Early in CSS3’s history it was decided that the specification would be broken into sections so that different parts could be completed on different schedules. As a result, some parts are more complete than others. Reading though you get a sense of what areas are stable and ready to use, while other sections of CSS3 are going to continue to evolve.
The best thing about this book is the depth of knowledge the author brings to the book; from the history of the CSS to the subtle differences between different ways of the same browser interprets CSS there is a lot of depth here; a case in point would be Firefox’s mishandling of images that don’t fit in a column.
The book chapters include a brief history of CSS3, the very-useful media queries (better than browser sniffing – the browser tells you what it supports). For jQuery users, the chapter on Selectors will introduce the familiar attribute selectors. Chapter 5, 6 and 7 cover web fonts (such as Google’s) text effects and multiple columns Chapters 8 to 14 cover a lot of the visual frills that are usually shown as “HTML5 demos”. This includes everything from the new border types, gradients, transformations (both 2D and 3D) as well as animation.

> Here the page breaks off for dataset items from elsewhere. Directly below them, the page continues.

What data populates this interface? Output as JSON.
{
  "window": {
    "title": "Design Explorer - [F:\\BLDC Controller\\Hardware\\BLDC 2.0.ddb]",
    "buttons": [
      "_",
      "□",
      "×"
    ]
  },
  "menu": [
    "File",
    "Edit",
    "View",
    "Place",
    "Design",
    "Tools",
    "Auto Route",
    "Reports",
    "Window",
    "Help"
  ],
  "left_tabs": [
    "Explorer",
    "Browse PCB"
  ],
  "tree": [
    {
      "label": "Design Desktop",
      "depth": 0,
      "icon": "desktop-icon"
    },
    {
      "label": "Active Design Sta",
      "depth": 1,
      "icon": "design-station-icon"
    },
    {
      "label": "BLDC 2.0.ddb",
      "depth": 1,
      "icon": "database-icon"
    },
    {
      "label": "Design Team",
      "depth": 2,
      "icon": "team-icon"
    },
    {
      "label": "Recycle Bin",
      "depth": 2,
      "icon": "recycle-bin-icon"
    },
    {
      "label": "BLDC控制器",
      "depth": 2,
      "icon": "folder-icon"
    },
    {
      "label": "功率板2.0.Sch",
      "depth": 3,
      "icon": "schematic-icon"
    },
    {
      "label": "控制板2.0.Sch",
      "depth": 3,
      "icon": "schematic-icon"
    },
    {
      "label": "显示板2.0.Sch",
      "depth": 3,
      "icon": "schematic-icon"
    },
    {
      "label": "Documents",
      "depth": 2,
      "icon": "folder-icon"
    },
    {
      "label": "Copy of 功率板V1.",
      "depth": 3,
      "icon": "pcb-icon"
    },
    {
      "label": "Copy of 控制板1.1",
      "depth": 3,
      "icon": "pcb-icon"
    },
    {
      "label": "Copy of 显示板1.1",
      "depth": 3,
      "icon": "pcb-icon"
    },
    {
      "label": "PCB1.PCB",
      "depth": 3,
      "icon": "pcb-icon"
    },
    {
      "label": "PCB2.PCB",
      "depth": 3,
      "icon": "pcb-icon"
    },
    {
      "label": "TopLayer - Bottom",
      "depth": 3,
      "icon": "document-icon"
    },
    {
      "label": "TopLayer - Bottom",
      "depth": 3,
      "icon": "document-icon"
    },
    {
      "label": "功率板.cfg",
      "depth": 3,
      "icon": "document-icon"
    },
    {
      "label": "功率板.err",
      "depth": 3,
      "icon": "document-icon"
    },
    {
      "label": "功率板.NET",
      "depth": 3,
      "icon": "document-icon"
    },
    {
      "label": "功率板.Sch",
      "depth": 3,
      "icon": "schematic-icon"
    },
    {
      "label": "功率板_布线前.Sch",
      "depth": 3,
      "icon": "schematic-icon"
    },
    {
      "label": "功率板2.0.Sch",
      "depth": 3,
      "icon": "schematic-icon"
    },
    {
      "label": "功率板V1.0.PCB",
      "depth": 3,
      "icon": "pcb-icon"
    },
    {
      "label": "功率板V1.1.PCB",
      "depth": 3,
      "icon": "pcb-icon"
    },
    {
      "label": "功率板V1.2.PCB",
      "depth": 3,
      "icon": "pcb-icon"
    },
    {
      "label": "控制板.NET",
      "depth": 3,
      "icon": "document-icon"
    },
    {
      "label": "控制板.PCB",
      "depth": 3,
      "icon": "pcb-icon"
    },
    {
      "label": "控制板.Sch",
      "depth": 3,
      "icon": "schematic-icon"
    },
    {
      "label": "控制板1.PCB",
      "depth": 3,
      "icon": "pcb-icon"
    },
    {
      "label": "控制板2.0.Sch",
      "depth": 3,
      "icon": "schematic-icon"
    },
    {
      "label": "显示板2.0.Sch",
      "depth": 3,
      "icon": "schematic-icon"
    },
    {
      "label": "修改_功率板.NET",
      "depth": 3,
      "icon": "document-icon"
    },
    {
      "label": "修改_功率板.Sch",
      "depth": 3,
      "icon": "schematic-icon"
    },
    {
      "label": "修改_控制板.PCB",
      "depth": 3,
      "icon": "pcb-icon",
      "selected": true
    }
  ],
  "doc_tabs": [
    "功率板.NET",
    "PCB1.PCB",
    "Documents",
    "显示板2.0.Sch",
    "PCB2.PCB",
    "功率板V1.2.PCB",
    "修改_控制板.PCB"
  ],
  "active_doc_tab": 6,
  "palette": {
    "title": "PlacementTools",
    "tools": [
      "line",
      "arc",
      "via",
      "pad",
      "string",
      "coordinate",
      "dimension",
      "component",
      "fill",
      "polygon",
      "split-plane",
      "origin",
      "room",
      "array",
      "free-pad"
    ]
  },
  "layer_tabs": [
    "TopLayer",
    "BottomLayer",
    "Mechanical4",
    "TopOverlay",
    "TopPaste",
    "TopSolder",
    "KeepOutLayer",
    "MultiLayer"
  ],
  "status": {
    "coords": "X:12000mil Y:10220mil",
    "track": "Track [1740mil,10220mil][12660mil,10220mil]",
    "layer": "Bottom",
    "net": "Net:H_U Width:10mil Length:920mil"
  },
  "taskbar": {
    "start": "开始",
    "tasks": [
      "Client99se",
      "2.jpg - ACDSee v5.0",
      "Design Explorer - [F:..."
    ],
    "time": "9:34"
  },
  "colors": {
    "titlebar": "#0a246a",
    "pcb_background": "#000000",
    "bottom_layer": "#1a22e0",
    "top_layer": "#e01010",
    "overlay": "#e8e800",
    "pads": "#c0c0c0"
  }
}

The book’s subtitle, “the future of web design” is appropriate because as of now, most of the good stuff is only really fully supported on mobile (Android and iOS) platforms; on the desktop Internet Explorer is only supporting many features in its very recent versions. Nevertheless, as someone once said, the future is where we’re going to spend the rest of our lives, so this book will likely continue to be useful for some time.
Overall, if you’re looking to put CSS to use in your websites, this is the book to pick up. I’ve recently been working on a website that makes use of media queries extensively to get it working on everything from laptops, iPads, Playbooks and phones and the section proved very helpful.